In [None]:
import numpy as np
import matplotlib.pyplot as plt
%matplotlib notebook

# Linear regression

## Design matrix approach

Gradient descent is a general framework for optimising functions. However, we can solve any linear regression problem in a much faster and more elegant way using a design matrix.

Define the *design matrix* as:
$$
\Phi = \begin{bmatrix}
\phi_1(x_1) & \phi_2(x_1) & \dots & \phi_M(x_1)\\
\phi_1(x_2) & \phi_2(x_2) & \dots & \phi_M(x_2)\\
\vdots & \vdots & \ddots & \vdots \\
\phi_1(x_N) & \phi_2(x_N) & \dots & \phi_M(x_N)\\
\end{bmatrix}
$$
where $\phi_i(x_j)$ is the output of the $i$th feature at the $j$th input.

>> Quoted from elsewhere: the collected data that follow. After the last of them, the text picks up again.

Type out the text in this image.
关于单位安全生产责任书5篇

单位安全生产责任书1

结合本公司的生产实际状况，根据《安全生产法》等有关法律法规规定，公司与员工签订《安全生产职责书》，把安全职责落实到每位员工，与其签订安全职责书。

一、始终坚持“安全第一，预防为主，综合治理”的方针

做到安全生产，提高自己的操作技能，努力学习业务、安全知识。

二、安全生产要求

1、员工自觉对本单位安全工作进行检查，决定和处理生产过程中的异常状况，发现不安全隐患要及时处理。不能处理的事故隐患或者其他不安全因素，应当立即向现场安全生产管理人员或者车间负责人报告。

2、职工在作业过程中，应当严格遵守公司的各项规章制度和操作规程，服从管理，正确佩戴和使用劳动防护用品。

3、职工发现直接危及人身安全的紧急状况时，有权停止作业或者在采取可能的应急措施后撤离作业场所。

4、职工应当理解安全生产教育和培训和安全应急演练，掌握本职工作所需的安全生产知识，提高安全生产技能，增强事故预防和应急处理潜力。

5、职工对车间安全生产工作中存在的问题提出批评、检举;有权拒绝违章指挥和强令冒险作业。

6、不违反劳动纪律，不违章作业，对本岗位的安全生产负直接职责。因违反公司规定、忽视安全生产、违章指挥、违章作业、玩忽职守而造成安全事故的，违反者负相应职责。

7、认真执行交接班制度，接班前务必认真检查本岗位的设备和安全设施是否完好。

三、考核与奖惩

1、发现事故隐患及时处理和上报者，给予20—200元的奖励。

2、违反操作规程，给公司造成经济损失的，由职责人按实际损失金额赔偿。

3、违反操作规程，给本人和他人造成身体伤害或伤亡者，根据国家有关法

The optimal weights can now be found as
$$
\textbf{w}^* = (\Phi^\top\Phi)^{-1} \Phi^\top \textbf{y},
$$
where $\textbf{y}$ is a vector of all outputs. 

## Exercise

Implement the solution to the linear regresssion problem using the above formula. Test it on the data in `ex1.dat`, `ex2.dat`, and `ex3.dat`.


# Example solution

## Data

Load data from exercise 3.

In [None]:
data = np.loadtxt("../data/ex3.dat")
X = data[:, 0]
y = data[:, 1]

In [None]:
fig, ax = plt.subplots()
ax.scatter(X, y)
plt.show()

## Solving the linear regression problem

Define feature vector $\phi$:

In [None]:
def phi(x):
    return np.array([np.ones_like(x), x, x**2, np.sin(x)])

Define the design matrix $\Phi$:

In [None]:
Phi = np.array(phi(X)).T

Compute maximum likelihood solution for weights as $ \mathbf{w} = (\Phi^\top\Phi)^{-1} \Phi^\top \mathbf{y} $

In [None]:
w = np.linalg.inv(Phi.T.dot(Phi)).dot(Phi.T).dot(y)
print(w)

## Visualising the result

In [None]:
Xf = np.linspace(0,25,500)
yf = np.array([np.sum(w*phi(xf)) for xf in Xf])

fig, ax = plt.subplots()
ax.scatter(X, y)
ax.plot(Xf, yf, color="C1")
plt.show()